Take a Drink: every time someone ignores Tom
Take a Drink: whenever they are annoyed by or angry with him
Take a Drink: whenever somebody talks about his drinking
Take a Drink: for each new city
Take a Drink: for brotherly ribbing
Take a Drink: for every The National song you actually hear
Do a Shot: Werner Herzog!
By: Henry J. Fromage (Two Beers) –
My best buddy and fellow MovieBoozer contributor Oberst is probably the biggest music geek/expert (geekspert? expeek?), so of course he’s the one that first turned me on to The National, and in true music fan fashion, years before the mainstream caught on. In the years since, they’ve always remained favorites, never losing their ability to raise goosebumps with their authentic power.
Mistaken for Strangers is a documentary kinda about them. Really, it’s about Tom Berninger, brother of lead singer Matt Berninger, a borderline fuckup still living at home with the parents who Matt offers a roadie position in The National’s upcoming breakout tour, right after they hit it big with High Violet. Tom, who’s made some Troma-style cheapie splatter flicks, decides to make a rock doc of the experience, and, well, you’re watching it.
What begins in theory as a documentary about a famous band and singer soon becomes much more a portrait of its maker, and his relationship with his much more successful and famous brother, along the way turning the next trick of humanizing that famous subject and delivering a much more relatable final product. Who hasn’t felt that weird mix of pride and jealousy for a sibling or family member or classmate’s accomplishments, and who doesn’t think they squandered their youthful potential in some way great or small?
Nope, this is exactly where I planned to be at 35
What makes Mistaken for Strangers damn entertaining in addition to insightful is how much of a capital C Character Tom Berninger is. He’s very personable, sarcastic, and humorous, but underneath his insecurities are on full display, and through interactions with him, so are Matt’s. He’s just a normal guy, in turns exasperated by and worried for his little brother.
Supporting this thesis are shaky, first-person footage and scattershot editing, but they’re deceptive in their simplicity and rawness. Tom is a real filmmaker, and there’s absolutely a method to his madness- a clear editing through-line and some impressive shots he couldn’t help but include.
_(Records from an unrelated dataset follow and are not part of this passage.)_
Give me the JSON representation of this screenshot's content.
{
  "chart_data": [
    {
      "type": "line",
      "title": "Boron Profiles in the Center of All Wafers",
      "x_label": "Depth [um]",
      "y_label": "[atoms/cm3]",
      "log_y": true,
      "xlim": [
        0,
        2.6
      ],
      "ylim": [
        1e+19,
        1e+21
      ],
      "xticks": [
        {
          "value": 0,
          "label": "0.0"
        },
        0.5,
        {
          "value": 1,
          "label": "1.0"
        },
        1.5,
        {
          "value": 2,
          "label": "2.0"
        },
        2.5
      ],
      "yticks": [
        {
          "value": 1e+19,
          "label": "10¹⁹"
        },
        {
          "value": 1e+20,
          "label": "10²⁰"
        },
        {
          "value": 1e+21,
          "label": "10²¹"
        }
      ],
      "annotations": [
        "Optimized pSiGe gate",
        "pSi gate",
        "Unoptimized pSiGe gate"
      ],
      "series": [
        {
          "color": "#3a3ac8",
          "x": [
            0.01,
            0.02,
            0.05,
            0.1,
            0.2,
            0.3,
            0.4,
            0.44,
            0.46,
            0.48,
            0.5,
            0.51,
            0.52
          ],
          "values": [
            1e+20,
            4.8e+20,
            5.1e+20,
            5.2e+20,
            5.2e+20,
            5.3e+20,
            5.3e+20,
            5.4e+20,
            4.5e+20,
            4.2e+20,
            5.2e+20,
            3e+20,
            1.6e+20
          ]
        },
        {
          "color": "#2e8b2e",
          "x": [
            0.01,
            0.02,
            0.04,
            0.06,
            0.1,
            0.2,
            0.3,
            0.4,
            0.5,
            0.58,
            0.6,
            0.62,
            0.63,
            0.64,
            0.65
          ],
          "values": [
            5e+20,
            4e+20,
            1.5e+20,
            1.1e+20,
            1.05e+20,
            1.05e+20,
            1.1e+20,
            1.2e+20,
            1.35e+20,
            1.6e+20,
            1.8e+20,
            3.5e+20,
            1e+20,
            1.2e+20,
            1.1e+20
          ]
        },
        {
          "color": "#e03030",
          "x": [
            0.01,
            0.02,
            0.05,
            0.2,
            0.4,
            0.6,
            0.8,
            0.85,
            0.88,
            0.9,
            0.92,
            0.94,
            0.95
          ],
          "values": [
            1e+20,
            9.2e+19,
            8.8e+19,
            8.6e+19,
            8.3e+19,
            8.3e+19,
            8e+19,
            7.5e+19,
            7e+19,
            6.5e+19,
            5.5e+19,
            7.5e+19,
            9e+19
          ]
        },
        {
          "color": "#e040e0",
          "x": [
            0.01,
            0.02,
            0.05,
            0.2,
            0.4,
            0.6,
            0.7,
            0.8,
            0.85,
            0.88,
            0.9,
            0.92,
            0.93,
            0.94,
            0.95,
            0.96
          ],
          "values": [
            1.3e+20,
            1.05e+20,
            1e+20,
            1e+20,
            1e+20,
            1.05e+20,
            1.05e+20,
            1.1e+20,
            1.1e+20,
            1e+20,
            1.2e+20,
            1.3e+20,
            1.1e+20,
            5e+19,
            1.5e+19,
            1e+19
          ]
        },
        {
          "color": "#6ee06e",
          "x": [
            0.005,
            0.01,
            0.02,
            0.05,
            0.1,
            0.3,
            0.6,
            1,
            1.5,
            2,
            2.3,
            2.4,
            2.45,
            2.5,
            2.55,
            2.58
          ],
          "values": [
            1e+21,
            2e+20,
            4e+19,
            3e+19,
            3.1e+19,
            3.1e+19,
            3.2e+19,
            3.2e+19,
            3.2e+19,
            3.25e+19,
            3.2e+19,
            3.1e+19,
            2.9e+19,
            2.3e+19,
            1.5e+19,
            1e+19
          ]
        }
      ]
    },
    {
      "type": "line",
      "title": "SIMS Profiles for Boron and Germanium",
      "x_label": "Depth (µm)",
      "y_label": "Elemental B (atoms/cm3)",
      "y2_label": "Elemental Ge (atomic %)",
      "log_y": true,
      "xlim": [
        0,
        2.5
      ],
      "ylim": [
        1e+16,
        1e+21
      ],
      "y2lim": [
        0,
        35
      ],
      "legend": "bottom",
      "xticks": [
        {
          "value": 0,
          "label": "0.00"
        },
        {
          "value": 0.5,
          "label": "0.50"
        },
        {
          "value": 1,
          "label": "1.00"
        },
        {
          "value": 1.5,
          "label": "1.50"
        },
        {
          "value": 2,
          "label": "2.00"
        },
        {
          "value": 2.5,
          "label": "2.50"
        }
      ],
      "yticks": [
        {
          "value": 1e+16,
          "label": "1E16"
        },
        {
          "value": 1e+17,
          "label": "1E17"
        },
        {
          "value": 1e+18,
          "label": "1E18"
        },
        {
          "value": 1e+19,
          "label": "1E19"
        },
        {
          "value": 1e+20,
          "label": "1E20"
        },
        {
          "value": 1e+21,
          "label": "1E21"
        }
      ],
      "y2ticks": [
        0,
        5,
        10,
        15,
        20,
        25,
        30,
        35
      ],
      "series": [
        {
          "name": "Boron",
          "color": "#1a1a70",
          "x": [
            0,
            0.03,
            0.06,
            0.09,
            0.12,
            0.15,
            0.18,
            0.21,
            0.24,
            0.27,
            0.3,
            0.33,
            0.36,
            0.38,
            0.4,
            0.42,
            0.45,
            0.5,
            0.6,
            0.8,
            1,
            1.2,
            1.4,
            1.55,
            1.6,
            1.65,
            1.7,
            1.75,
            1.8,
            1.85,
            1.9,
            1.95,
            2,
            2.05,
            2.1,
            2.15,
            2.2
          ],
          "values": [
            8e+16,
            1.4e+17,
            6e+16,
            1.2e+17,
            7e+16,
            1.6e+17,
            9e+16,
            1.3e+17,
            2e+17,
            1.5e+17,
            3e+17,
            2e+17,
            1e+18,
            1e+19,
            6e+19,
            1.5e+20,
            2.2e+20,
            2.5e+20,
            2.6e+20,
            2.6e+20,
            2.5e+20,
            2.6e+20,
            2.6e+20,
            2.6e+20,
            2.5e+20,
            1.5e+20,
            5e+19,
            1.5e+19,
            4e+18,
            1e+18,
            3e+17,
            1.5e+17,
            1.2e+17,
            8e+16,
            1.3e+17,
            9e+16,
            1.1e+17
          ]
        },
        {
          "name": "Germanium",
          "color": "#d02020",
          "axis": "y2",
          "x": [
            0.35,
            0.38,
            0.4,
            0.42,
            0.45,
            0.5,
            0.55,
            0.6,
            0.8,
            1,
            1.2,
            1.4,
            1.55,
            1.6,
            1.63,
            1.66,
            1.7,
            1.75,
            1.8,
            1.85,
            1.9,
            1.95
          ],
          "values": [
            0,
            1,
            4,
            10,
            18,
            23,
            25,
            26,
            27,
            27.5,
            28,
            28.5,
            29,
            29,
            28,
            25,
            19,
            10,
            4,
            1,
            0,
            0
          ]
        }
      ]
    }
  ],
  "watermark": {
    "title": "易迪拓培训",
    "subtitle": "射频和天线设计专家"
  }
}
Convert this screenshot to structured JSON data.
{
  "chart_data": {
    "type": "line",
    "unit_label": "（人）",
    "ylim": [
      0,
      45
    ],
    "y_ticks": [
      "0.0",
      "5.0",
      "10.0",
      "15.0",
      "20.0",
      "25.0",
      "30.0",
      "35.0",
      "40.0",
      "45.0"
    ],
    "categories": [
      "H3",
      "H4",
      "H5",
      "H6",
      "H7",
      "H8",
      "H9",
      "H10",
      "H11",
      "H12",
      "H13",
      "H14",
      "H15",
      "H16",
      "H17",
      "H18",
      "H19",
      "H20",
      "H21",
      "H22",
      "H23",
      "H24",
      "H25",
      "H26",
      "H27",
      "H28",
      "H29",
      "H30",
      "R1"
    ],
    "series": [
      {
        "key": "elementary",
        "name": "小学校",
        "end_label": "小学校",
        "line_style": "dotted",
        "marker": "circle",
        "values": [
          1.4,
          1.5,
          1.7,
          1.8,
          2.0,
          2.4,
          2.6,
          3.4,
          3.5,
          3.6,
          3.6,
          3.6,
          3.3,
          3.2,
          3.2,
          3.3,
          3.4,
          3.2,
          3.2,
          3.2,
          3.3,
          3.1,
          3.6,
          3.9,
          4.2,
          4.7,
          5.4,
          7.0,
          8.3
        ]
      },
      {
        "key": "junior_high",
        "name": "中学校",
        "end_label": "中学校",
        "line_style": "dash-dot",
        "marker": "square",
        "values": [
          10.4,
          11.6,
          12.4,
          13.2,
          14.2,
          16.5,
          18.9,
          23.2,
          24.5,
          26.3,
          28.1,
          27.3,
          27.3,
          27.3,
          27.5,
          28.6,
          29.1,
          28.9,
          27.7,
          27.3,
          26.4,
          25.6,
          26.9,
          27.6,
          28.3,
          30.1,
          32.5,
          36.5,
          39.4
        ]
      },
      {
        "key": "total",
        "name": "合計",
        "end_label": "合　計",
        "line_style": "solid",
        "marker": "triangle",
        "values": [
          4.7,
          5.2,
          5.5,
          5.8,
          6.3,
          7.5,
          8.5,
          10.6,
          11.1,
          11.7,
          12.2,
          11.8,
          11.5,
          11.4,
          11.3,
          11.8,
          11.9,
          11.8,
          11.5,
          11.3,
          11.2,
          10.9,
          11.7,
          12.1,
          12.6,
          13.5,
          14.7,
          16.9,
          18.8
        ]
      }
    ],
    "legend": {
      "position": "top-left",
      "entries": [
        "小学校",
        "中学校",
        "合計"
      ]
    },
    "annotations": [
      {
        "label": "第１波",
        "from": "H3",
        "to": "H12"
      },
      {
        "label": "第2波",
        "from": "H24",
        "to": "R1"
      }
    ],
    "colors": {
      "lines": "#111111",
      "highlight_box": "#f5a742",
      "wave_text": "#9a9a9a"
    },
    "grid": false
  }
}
When you see where he’s driving at towards the end, you have to appreciate his approach- it’s damn near meta.
It also raises some questions. There’s an element of artificiality that sometimes make you wonder how much of a somewhat conventional narrative has been teased or massaged out of this footage (or even pre-planned). Once the rousing final shot and sequence passes by, you’ll likely find you don’t care, but as always with films self-identifying as documentaries, it’s a nagging doubt.
Mistaken for Strangers may start out a rock documentary about The National, but becomes an American Movie-style portrait of an eccentric dreamer and his famous brother, and the family bonds that support and bind them both.